Through the Looking Glass - Ch 03 - 4 Alice and the fawn
Type of Spiritual Experience
The principle purpose of this passage is to explain the concept of Names and also to explain something of what happens when we attach beliefs to names
A description of the experience
Lewis Carroll – Through the Looking Glass
She very soon came to an open field, with a wood on the other side of it: it looked much darker than the last wood, and Alice felt a little timid about going into it. However, on second thoughts, she made up her mind to go on: `for I certainly won't go back,' she thought to herself, and this was the only way to the Eighth Square.
`This must be the wood, she said thoughtfully to herself, `where things have no names. I wonder what'll become of my name when I go in? I shouldn't like to lose it at all -- because they'd have to give me another, and it would be almost certain to be an ugly one. But then the fun would be, trying to find the creature that had got my old name! That's just like the advertisements, you know, when people lose dogs -- "answers to the name of `Dash:' had on a brass collar" -- just fancy calling everything you met "Alice," till one of them answered! Only they wouldn't answer at all, if they were wise.'
She was rambling on in this way when she reached the wood: it looked very cool and shady. 'Well, at any rate it's a great comfort,' she said as she stepped under the trees, 'after being so hot, to get into the--into WHAT?' she went on, rather surprised at not being able to think of the word. 'I mean to get under the--under the--under THIS, you know!' putting her hand on the trunk of the tree. 'What DOES it call itself, I wonder? I do believe it's got no name--why, to be sure it hasn't!'
She stood silent for a minute, thinking: then she suddenly began again. 'Then it really HAS happened, after all! And now, who am I? I WILL remember, if I can! I'm determined to do it!' But being determined didn't help much, and all she could say, after a great deal of puzzling, was, 'L, I KNOW it begins with L!'
Just then a Fawn came wandering by: it looked at Alice with its large gentle eyes, but didn't seem at all frightened. 'Here then! Here then!' Alice said, as she held out her hand and tried to stroke it; but it only started back a little, and then stood looking at her again.
'What do you call yourself?' the Fawn said at last. Such a soft sweet voice it had!
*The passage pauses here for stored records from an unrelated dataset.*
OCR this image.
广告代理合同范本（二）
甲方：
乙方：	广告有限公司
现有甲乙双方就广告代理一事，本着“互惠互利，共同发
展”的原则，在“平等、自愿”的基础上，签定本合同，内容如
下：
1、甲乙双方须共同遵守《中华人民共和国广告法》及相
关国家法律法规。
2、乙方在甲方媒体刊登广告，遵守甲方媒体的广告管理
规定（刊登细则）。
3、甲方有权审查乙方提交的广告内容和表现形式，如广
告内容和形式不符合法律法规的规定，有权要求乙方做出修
'I wish I knew!' thought poor Alice. She answered, rather sadly, 'Nothing, just now.'
'Think again,' it said: 'that won't do.'
Alice thought, but nothing came of it. 'Please, would you tell me what YOU call yourself?' she said timidly. 'I think that might help a little.'
'I'll tell you, if you'll move a little further on,' the Fawn said. 'I can't remember here.'
So they walked on together through the wood, Alice with her arms clasped lovingly round the soft neck of the Fawn, till they came out into an open field and here the fawn gave a sudden bound into the air, and shook itself free from Alice’s arm.
‘I’m a Fawn!’ it cried out in a voice of delight. And ‘Dear me! You’re a human child!’
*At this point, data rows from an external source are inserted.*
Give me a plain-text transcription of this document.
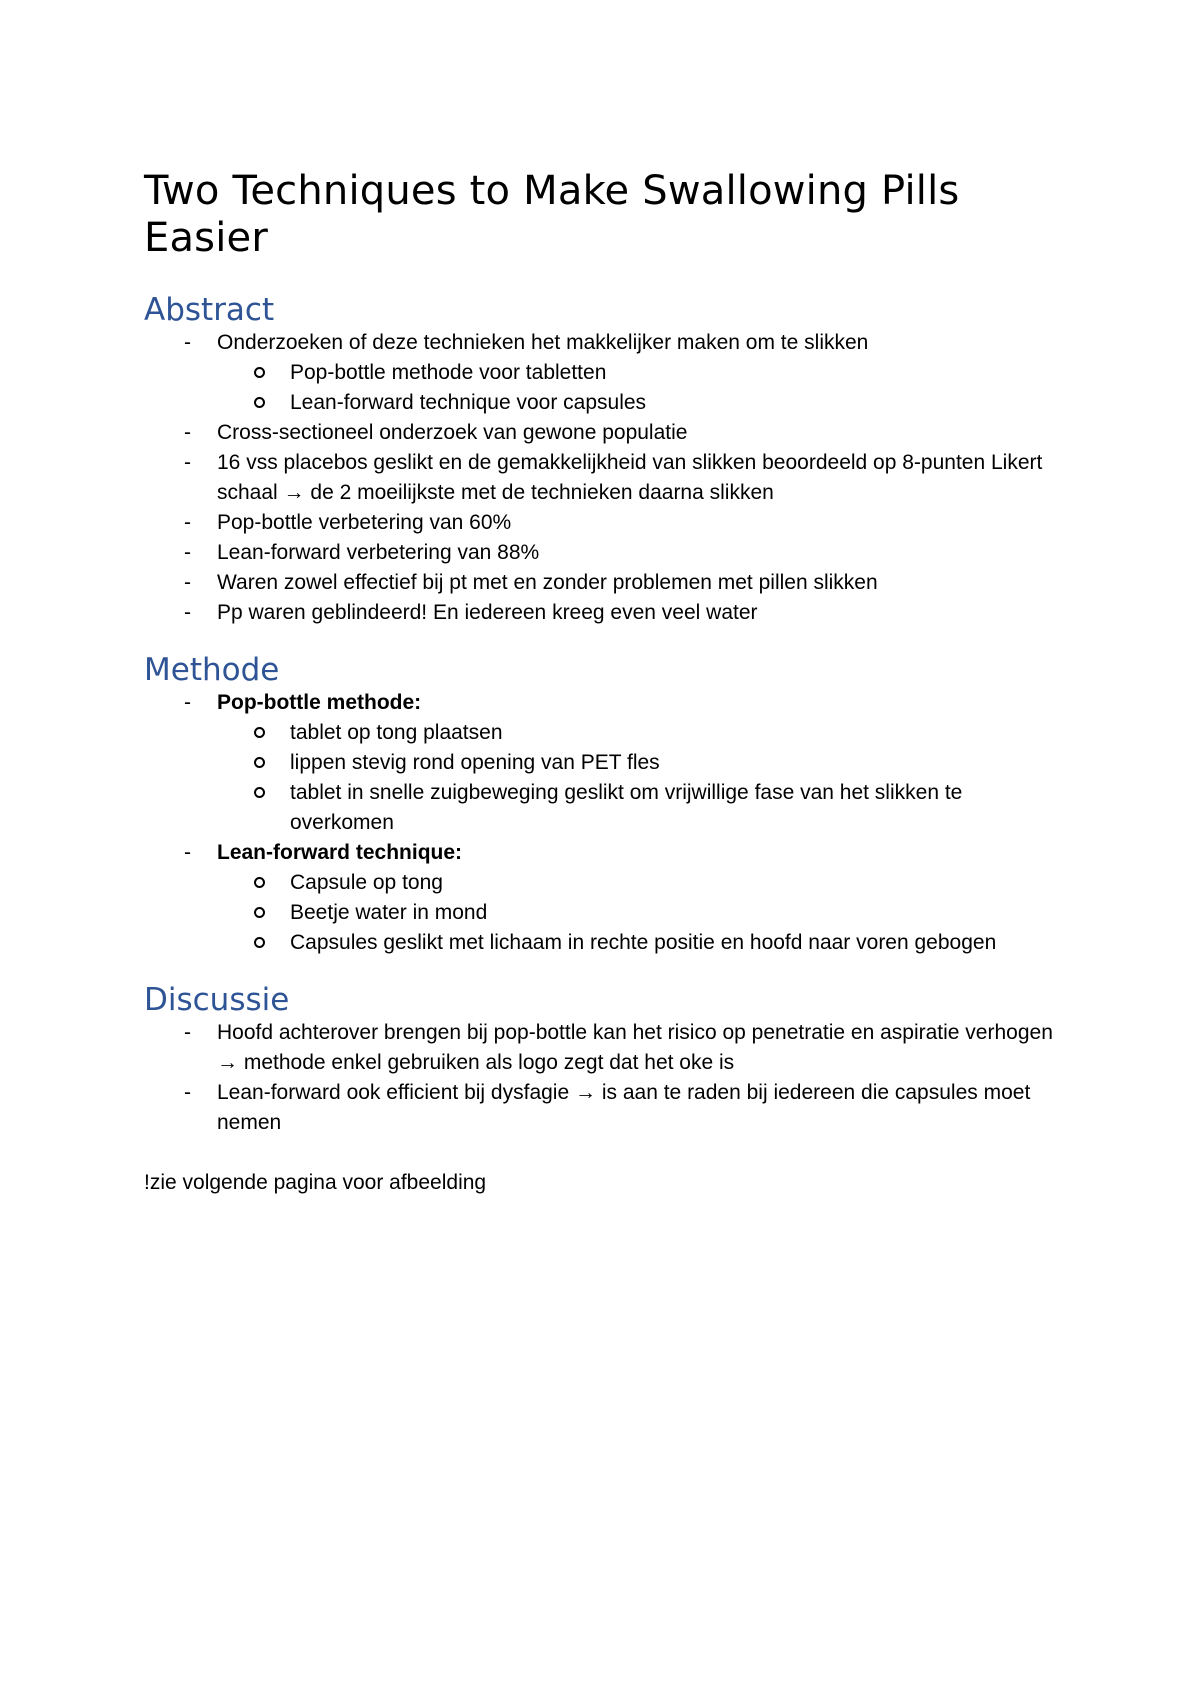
Two Techniques to Make Swallowing Pills Easier
Abstract
- Onderzoeken of deze technieken het makkelijker maken om te slikken
Pop-bottle methode voor tabletten
Lean-forward technique voor capsules
- Cross-sectioneel onderzoek van gewone populatie
- 16 vss placebos geslikt en de gemakkelijkheid van slikken beoordeeld op 8-punten Likert schaal → de 2 moeilijkste met de technieken daarna slikken
- Pop-bottle verbetering van 60%
- Lean-forward verbetering van 88%
- Waren zowel effectief bij pt met en zonder problemen met pillen slikken
- Pp waren geblindeerd! En iedereen kreeg even veel water
Methode
- Pop-bottle methode:
tablet op tong plaatsen
lippen stevig rond opening van PET fles
tablet in snelle zuigbeweging geslikt om vrijwillige fase van het slikken te overkomen
- Lean-forward technique:
Capsule op tong
Beetje water in mond
Capsules geslikt met lichaam in rechte positie en hoofd naar voren gebogen
Discussie
- Hoofd achterover brengen bij pop-bottle kan het risico op penetratie en aspiratie verhogen → methode enkel gebruiken als logo zegt dat het oke is
- Lean-forward ook efficient bij dysfagie → is aan te raden bij iedereen die capsules moet nemen

!zie volgende pagina voor afbeelding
A sudden look of alarm came into its beautiful brown eyes, and in another moment it had
darted away at full speed.
Alice stood looking after it, almost ready to cry with vexation at having lost her dear little fellow-traveller so suddenly. 'However, I know my name now.' she said, 'that's SOME comfort. Alice--Alice--I won't forget it again. And now, which of these finger-posts ought I to follow, I wonder?'
It was not a very difficult question to answer, as there was only one road through the wood, and the two finger-posts both pointed along it. 'I'll settle it,' Alice said to herself, 'when the road divides and they point different ways.'
But this did not seem likely to happen. She went on and on, a long way, but wherever the road divided there were sure to be two finger-posts pointing the same way, one marked 'TO TWEEDLEDUM'S HOUSE' and the other 'TO THE HOUSE OF TWEEDLEDEE.'
'I do believe,' said Alice at last, 'that they live in the same house! I wonder I never thought of that before--But I can't stay there long. I'll just call and say "how d'you do?" and ask them the way out of the wood. If I could only get to the Eighth Square before it gets dark!' So she wandered on, talking to herself as she went, till, on turning a sharp corner, she came upon two fat little men, so suddenly that she could not help starting back, but in another moment she recovered herself, feeling sure who they must be.